As President Trump Returns to U.S., Efforts to Counter Russia Probe Fallout Intensify

President Donald Trump returned to the U.S. on Saturday after a week-long trip which took in Saudi Arabia, Israel and Europe.

On his first official foreign trip the president avoided major gaffes, focusing on key foreign policy objectives such as cementing alliances in the Middle East, and pressing European leaders to contribute more to the Nato budget. Experts declared the trip, by and large, a success.

In his absence, however, controversy has continued to swirl around his administration back home, concerning alleged collusion between members of his campaign team and Russian officials during the 2016 presidential election campaign. The claims have cast a shadow over his fledgling presidency, and are the subject of congressional and FBI investigations.

On Friday, there were more negative headlines for the Trump administration, as The New York Times and The Washington Post reported that Jared Kushner, Trump's son-in-law and a senior adviser, had sought to establish a secret back channel enabling the White House to communicate with Russia and evade scrutiny from U.S. officials and lawmakers. Reportedly present at the meeting was Michael Flynn, Trump's former national security adviser, fired in February for misleading senior administration officials, including the vice president, about his contacts with Russian officials.

Read more: Why Jared Kushner reportedly wanted a secret channel for Trump to talk to Putin

Reports that the FBI has now turned its attention to Kushner—though he is reportedly not the formal subject of a probe or the target of a criminal investigation—mean the investigation has reached the White House, increasing pressure on the Trump administration.

Despite Trump's repeated denials that his team colluded with Russia, former CIA director John Brennan told the Senate Intelligence Committee on May 23 that the investigation into possible collusion between Trump campaign officials and the Kremlin is "well-founded."

President Donald Trump arrived to pose for a family photo with participants of the G7 summit during the Summit of the Heads of State and of Governments of the G7, the group of most industrialized economies, plus the European Union, in Taormina, Sicily, Italy, May 27, 2017. Reuters

As the investigation tightens around the White House, team Trump is reportedly considering a range of measures to counter the flow of damaging headlines that have emerged—drawing up legal contingency plans, and getting back on the front foot.

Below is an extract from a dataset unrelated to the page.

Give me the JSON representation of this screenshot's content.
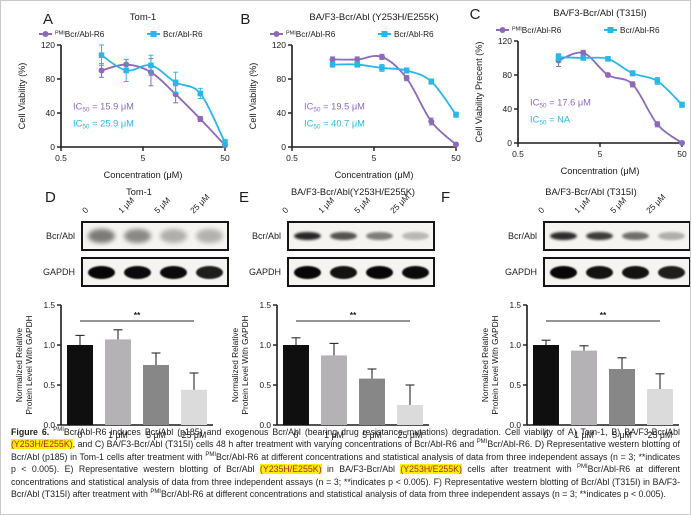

Senior administration officials told The Wall Street Journal that Trump is considering major staff changes at the White House, and having lawyers vet his tweets.

Among the other measures on the table is adding an outside roster of lawyers to deal with the ramifications of the probe, according to the report.

Pugnacious Attorney Marc Kasowitz has been appointed as the president's private attorney while the Russia investigation is conducted, and will reportedly help to coordinate the legal response to the allegations.

Administration officials told Reuters Friday that Trump strategist and former Breitbart News editor Steve Bannon will be involved alongside Kushner in a special White House "war room" set up to push back against claims of complicity between the Trump camp and Russia.

Read more: How Trump, Bannon and Kushner are putting together a "war room" to push back against the Russia probe

The issue is reportedly of increased concern to the Trump administration following the Justice Department's appointment of former FBI director Robert Mueller as special counsel responsible for leading the Russia investigation.

Trump's decision to fire former director James Comey sparked criticism from both Republicans and Democrats, and prompted the appointment of Mueller. Trump allegedly told Russian Foreign Minister Sergei Lavrov and Kislyak in a meeting in the White House that he thought Comey was a "nut job," whose firing eased pressure from the investigation.

With the launch of a special investigation, Trump aides are in shakier legal territory, and could face criminal charges for deleting messages deemed relevant to the investigation, Politico reported.

With calls for the president's impeachment reaching the floor of Congress last week, experts have upgraded the chances of Trump being removed from office before his term is up from "low" to "moderate." But with the Mueller investigation only just underway, and Trump continuing to fiercely deny his team colluded with Moscow, the story is far from over.